Home / Statistics Projects

Statistics Projects

Using the Materials

Many of the projects below have data sets associated with them in an Excel file. Each project tile has links to related background information. The materials are posted here to be used and may be used freely and edited as you see fit. The thumbnail graphs in the tiles along with the curve fitting where done with R.  New The R files that were used to create the graphs have been added to each tile.

Introductory Statistics

Arctic Ice Data

  • Data: Excel File (7/18)
  • R Script
  • Project: The file contains average Arctic Ice Extent from 1979 to present by month. It is excellent data for linear regression assignments.
  • Skills:  Linear regression with meaningful residual plots.
  • Notes: March (winter peak month) and September (summer low month) are particularly interesting.  The 95% confidence intervals for slopes nearly separate and may depending on the impact of the latest update.  The residual plot for March suggests a line is acceptable but the plot for September suggest curvature (see graph).  The difference is at least partly explained by a positive feedback loop due to changing albedo (fraction of solar energy reflected back into space).
  • Learn more about albedo feedback loops at Windows to the Universe.
  • Learn more about arctic ice at the National Snow and Ice Data Center.

Global Temperature Anomalies

U.S. Oil Consumption

  • Data: Excel File (1/19)
  • Project: Word
  • R script
  • Skills: Interpreting Normal Curves
  • Notes: Overall U.S. oil production doesn't fit a normal model, but this is largely due to the substantial increase in tight oil production. The excel file contains U.S. crude oil production and tight oil production since 2000. The normal model is fit to crude oil less tight oil data using solver in Excel. The Excel sheet itself is interesting as it is set up to fit the data knowing only what Hubbert knew (I think) as well as all the current data.  One can change the total oil extracted value to see how the peak and fit doesn't change much.
  • Learn more about peak oil: See world oil production.
  • Learn more about tight oil:  Student Energy  and the Union of Concerned Scientist

Lead and Crime

  • Data: Excel File (historic data - no updates)
  • R Script
  • Project: The file contains historic lead consumption from gasoline and crime rates for violent crimes, assault, rape, and robbery. It also includes unemployment rates.  The data is excellent for linear regression with lags (noted in the file) as well as multiple regression (use lead and unemployment to predict crime).
  • Notes: There is evidence of a linear correlation between lead and crime with a lag. There are plausible explanations for causation. See a summary by Kevin Drum Lead: America's Real Criminal Element
  • Learn more about Lead and Crime:  Rick Nevin  (has peer reviewed publications on lead crime - read "Horror" on his website for an overview), Kevin Drum Race, Lead, and Juvenile Crime and Lead Crime Links. An updated lead-crime roundup for 2018 by Kevin Drum.

World Oil Consumption

Mean vs Distribution, A Cold February in DC, and a Senator

  • Project: Word
  • Skills: Understanding the difference between a mean and a distribution.
  • Sustainability Goals: Understanding that as the planet warms on average one can still have a location with below average temperatures.

World Grain

  • Data: Excel File (4/17)
  • Project: Which of the grains production and consumption time series are linear?  Of those that are linear rank the fits.  How closely do the rates of change of production and consumption for each grain match? Which grain has the fastest change in production and which for consumption? From 2017 to 2050, world population is expected to increase from about 7.3 billion to 9.3 billion, a 27% increase in population. Which grains are on target to increase in production by 27% by 2050? 
  • Skills: Linear regression.
  • Notes: The data contains grain (barley, corn, millet, oats, rice, rye, sorghum, & wheat) production, consumption, and ending stocks, as well as totals and by per capita. Most of the production and consumption data is linear.
  • Learn more about food: FAO article World’s future food security “in jeopardy” due to multiple challenges, report warns  four minute interview about the report here.

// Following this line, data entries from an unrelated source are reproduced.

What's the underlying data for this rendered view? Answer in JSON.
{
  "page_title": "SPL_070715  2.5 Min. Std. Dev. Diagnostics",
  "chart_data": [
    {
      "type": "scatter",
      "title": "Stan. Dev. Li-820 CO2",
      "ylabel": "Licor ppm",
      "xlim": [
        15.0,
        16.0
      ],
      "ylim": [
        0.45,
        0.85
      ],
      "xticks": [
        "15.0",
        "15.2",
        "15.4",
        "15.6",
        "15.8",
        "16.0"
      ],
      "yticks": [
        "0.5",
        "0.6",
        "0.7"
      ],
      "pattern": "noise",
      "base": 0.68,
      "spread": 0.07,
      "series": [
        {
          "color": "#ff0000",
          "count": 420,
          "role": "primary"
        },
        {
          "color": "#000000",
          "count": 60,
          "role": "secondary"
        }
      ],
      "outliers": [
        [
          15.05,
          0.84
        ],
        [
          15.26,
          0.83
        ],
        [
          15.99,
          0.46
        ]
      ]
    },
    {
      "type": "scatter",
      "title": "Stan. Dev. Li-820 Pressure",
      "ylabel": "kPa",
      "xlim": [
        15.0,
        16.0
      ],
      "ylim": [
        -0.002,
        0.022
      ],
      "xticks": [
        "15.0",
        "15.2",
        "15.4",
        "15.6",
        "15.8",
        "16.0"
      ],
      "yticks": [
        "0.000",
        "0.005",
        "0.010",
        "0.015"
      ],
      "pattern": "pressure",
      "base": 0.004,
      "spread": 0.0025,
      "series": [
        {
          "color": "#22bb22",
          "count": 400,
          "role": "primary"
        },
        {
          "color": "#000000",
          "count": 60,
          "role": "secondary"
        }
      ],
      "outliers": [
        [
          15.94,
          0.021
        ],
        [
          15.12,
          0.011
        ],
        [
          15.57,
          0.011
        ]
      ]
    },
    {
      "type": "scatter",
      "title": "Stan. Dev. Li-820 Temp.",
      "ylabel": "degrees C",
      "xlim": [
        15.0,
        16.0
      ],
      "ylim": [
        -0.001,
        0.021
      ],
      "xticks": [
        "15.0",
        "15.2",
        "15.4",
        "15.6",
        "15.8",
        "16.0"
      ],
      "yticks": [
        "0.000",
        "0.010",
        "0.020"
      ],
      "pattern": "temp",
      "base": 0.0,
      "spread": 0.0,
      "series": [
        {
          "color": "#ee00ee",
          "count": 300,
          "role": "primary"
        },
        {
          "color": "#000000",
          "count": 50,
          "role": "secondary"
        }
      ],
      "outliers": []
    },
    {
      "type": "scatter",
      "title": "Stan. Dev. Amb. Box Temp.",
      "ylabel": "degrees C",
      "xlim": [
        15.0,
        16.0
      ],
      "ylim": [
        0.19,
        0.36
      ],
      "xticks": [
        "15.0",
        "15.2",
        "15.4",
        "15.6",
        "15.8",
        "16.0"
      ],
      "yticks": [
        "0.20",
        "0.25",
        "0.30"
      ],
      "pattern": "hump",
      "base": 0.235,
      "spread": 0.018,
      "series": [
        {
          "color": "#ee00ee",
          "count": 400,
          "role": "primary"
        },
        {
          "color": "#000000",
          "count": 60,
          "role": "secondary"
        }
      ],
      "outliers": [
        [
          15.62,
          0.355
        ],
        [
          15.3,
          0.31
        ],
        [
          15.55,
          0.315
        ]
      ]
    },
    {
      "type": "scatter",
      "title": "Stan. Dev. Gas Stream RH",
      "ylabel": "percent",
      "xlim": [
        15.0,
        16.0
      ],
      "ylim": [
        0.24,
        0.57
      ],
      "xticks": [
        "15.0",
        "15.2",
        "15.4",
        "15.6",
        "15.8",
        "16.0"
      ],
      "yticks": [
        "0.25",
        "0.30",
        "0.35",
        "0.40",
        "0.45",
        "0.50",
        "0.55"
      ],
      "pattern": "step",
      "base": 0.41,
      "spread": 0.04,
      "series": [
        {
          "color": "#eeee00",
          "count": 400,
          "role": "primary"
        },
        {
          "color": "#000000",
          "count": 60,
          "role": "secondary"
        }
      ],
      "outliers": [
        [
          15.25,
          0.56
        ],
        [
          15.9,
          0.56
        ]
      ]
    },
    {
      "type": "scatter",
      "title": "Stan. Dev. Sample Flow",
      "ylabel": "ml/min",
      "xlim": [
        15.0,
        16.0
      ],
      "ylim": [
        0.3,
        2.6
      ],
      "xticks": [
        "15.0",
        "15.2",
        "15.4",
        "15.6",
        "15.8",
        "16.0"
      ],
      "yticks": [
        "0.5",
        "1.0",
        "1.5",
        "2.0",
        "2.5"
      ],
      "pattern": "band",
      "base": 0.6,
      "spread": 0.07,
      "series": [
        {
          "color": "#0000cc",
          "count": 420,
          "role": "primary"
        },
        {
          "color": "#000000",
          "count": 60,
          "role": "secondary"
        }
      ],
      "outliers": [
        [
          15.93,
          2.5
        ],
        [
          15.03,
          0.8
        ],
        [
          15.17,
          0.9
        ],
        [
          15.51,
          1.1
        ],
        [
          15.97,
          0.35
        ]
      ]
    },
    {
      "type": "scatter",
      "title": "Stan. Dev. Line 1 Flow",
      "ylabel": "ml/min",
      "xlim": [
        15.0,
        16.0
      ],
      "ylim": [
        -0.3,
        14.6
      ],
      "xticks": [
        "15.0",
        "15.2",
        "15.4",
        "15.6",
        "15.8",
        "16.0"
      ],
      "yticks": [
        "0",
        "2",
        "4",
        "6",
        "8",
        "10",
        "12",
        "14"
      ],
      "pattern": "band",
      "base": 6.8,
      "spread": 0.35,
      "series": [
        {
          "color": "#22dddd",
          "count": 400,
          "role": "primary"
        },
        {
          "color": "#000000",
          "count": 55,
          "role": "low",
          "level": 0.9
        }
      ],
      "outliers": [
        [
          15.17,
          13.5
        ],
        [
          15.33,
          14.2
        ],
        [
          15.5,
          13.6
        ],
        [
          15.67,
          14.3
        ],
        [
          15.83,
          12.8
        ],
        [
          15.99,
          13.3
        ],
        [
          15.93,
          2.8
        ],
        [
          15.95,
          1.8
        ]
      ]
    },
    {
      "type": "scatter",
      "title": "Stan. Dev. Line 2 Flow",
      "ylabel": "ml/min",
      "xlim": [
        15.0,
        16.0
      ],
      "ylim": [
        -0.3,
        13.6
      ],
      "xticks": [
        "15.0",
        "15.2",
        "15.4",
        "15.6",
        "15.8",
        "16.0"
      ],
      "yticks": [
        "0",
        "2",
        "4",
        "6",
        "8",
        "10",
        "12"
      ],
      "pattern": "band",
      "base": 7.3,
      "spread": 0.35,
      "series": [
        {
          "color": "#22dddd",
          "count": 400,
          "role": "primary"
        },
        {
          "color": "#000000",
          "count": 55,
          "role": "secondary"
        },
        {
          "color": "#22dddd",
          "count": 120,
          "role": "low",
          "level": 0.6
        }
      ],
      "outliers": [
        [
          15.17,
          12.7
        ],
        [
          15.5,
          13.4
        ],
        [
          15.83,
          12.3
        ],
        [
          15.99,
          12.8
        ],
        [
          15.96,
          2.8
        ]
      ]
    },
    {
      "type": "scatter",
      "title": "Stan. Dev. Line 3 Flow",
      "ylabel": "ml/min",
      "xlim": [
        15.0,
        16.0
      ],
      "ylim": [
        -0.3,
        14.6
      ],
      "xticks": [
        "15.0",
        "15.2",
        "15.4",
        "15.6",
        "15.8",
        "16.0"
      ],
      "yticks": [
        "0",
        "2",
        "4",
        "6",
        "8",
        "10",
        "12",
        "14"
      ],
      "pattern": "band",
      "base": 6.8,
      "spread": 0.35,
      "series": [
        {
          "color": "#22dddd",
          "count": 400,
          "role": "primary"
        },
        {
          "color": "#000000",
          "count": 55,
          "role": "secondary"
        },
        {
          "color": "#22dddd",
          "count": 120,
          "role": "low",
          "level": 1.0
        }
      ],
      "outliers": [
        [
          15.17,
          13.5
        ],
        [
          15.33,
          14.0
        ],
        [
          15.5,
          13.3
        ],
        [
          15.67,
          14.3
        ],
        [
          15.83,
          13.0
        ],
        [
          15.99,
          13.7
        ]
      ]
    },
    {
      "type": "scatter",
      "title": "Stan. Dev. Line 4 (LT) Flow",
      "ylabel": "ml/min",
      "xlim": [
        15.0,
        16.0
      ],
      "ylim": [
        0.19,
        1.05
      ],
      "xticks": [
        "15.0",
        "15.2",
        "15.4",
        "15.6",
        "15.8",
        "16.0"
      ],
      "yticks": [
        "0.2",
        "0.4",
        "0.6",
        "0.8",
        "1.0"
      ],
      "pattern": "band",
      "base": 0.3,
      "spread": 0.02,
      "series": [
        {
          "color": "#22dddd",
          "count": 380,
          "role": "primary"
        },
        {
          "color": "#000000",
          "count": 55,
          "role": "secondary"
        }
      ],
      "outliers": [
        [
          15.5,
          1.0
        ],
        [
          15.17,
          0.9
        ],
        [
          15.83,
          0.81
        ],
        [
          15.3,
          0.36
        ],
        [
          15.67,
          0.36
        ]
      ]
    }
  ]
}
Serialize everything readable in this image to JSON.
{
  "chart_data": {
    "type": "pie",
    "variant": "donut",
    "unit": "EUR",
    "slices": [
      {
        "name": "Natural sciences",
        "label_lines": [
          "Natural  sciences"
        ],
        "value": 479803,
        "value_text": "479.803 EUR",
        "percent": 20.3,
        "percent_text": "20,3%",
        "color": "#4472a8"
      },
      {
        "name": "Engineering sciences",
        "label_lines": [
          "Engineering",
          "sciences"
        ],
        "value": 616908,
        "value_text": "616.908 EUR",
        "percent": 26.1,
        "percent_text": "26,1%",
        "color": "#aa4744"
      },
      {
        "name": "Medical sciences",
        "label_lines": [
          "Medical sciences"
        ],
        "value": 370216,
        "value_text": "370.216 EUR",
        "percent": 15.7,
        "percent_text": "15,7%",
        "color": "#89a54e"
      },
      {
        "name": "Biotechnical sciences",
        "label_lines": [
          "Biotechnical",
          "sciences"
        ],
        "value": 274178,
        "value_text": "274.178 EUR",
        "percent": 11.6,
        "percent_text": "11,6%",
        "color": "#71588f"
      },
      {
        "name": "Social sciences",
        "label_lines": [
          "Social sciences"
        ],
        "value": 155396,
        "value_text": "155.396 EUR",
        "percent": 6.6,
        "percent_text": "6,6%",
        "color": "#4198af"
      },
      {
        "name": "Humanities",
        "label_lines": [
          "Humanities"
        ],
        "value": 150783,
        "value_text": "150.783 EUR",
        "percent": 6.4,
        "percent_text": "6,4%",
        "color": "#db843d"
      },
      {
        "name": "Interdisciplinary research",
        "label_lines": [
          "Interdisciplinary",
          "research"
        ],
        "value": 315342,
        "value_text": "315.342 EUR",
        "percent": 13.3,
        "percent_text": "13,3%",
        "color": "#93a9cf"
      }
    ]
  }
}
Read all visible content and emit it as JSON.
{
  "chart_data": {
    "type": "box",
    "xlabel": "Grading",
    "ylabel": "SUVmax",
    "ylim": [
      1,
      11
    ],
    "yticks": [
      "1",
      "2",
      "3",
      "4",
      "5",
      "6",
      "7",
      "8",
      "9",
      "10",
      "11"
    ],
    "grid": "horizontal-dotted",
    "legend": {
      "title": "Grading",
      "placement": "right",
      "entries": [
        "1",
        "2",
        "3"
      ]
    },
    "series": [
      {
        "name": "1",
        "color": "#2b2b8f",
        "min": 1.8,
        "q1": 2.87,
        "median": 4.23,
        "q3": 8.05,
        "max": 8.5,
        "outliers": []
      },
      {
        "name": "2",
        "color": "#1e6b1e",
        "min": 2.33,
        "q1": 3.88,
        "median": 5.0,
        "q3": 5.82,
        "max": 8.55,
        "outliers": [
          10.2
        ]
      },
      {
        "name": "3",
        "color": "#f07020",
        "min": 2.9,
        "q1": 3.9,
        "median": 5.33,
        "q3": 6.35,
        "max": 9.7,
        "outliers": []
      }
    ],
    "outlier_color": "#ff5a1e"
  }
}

Hourly Wage by Race and Gender

  • Data: Excel File (9/18)
  • R Script
  • Project: The excel file contains a number of data sets suitable for linear regression. It contains median and average hourly wages (in 2017 dollars) with categories of men and women by White, Black, and Hispanic.
  • Skills: Linear regression.
  • Notes: Data from EPI. There is plenty to discuss in comparing hourly wages by median and average. For example, the graph here has median hourly wages of men and women. The wage gap has closed but partly because men's pay has decreased.  The dynamics are not exactly the same when you look at averages instead of medians, great for a stats class. Let the discussion begin.